Dwijen Bandyopadhyay (22 September 1949 – 27 September 2017) was a veteran Bengali actor and theater personality from West Bengal, India. He worked onstage from the 1970s. Bandyopadhyay has also been a professor in the department of Drama at Rabindra Bharati University from 1996 to 2014.

==Career==
Dwijen Bandyopadhyay had a degree in Chartered Accountancy and had been the Chief Accountant at Amrita Bazar Patrika for many years until the company closed down. He joined as a professor in the department of Drama at Rabindra Bharati University, Kolkata right after he came to the limelight through a popular Bengali comedy-cum-thriller series Abar Jakher Dhan. Later during the early 2000s he found ground in the acting industry through the TV serials Chuni Panna and Labonyer Sansar. He acted in various movies and T.V. serials. Bandyopadhyay played in both intellectual and mainstream films along with continuing his work in the culture of Group theatre of Kolkata. He performed in dramas like; Amitakshar, Ghora, Samabartan, Balidan, Abhimukh, Dashchakra, Mallabhumi, and Mushthijog, Gunadharer Asukh, Spardhabarna, Monoshchokhyu, Ainshiddho and Bhootnath. Bandyopadhyay constituted his own theatre group Samstab in 1982. His last stage performance was on 1st January, 2016 of the play Bhootnath at Girish Manch after which he succumbed to a major nerve problem and several minor cerebral strokes.

==Partial filmography==
- Shudhu Tumi (2004)
- Chander Bari (2007)
- Ami Yasin ar Madhubala (2007)
- Gorosthaney Sabdhan (film) (2010)
- Prem By Chance (2010)
- Autograph (2010)
- Katakuti (2011)
- Gosainbaganer Bhoot (2011)
- Jekhane Bhooter Bhoy (2012)
- Hawa Bodol (2013)
- Phoring (2013)
- Ashchorjyo Prodeep (2013)
- Badshahi Angti (2014)
- Jaatishwar (2014)
- Ichchhemotir Gappo (2015)
- Shajarur Kanta (2015)
- Beche Thakar Gaan (2016)
- Neemphul (2020)

== Award ==
In 1992 he received Paschim Banga Natya Akademi award for his acting in the drama named Balidan.

==Death==
Dwijen Bandyopadhyay had been suffering from a major nerve problem for a year and nine months.
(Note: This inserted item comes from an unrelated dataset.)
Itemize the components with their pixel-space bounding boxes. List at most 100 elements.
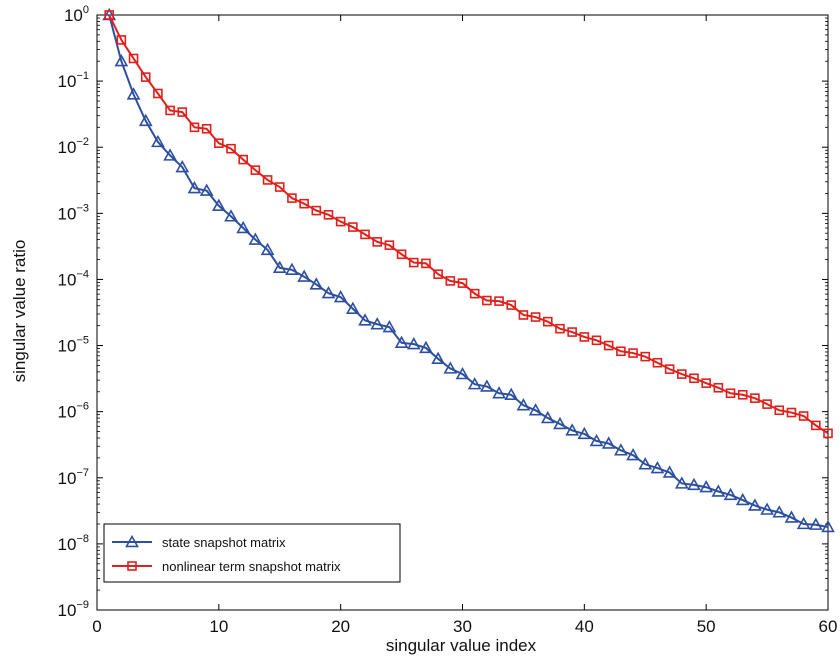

It affected his speech and the right part of the body causing him to be unable to walk normally. Because of this, he couldn't work onstage or onscreen leading him to suffer from immense depression. On 27 September 2017, Bandyopadhyay died of a massive heart attack at his residence at 2:00am in Kolkata at 68.